Há uma enfadonha mesmice na opinião pública
brasileira. A mesmice é quando os argumentos emitidos por diferentes
segmentos em diferentes situações tornam-se previsíveis. Mudam-se os
fatos – em política ou economia, novela ou futebol -, mas é possível
prever o que dirão os políticos, ministros, diretores de estatais,
juízes, advogados, procuradores, empresários, intelectuais, religiosos,
ecologistas, sindicalistas, artistas, esportistas e colunistas de
jornal. As faces cruéis que a violência tem assumido são um prato cheio
para soltar os demônios e fazer justiça com as próprias mãos. Mesmo
quando é a valorização da vida que está em discussão, ainda prevalece a
mesmice. Pena de morte, prisão perpétua, redução da maioridade penal,
mais leis, maior rigor e polícia com maior poder de fogo.

Felizmente,
essa mesmice foi quebrada em dois importantes momentos. No referendo
das armas e agora. No referendo, houve elevado grau de adesão de
personalidades à tese do desarmamento. Em que pese o resultado negativo
nas urnas, o debate proporcionou um enorme acúmulo da política de paz.
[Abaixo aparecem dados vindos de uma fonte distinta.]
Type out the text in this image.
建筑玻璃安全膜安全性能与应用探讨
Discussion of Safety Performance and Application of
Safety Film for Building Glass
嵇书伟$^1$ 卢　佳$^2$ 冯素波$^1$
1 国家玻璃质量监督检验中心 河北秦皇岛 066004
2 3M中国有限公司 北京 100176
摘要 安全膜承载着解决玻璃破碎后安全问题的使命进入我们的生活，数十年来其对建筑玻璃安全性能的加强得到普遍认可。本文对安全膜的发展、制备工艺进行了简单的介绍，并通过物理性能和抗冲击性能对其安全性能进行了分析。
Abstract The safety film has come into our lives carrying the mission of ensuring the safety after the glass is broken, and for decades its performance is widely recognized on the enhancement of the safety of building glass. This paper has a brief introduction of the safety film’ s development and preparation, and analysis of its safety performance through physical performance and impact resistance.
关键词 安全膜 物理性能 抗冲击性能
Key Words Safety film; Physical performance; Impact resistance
E o Mapa da Violência dos Municípios Brasileiros, publicado no início
deste março, mostra que municípios recordistas em crimes foram aqueles
que mais votaram a favor da comercialização de armas. Da mesma forma, o
atual debate a respeito dos crimes cruéis quebra a mesmice de opinião
de direita e esquerda, oposição e situação. Mesmo sob a comoção,
juntam-se vozes em torno de um diagnóstico comum: é preciso fazer valer
os instrumentos que já temos em mãos, principalmente para desemperrar a
Justiça. Eis aí a história da Lei Maria da Penha.

Felizmente,
inúmeras vozes se levantam contra a redução da maioridade penal e
defendem a efetiva aplicação do Estatuto da Criança e do Adolescente. A
cultura de ódio só pode levar ao agravamento do estado de barbárie. No
sentido oposto dos municípios mais violentos, várias cidades
brasileiras obtiveram resultados fazendo o óbvio. Pais e educadores que
se preocupam com a vida sabem que é preciso impor limites, que a
punição é necessária e que só a sociabilização da escola faz crescer a
noção do valor da vida, do outro. Quando poderes públicos dialogam
entre si, integrados com a sociedade organizada, recupera-se a
credibilidade, aumenta a participação dos cidadãos e abrem-se caminhos
que levam a uma cultura de paz e de respeito à vida.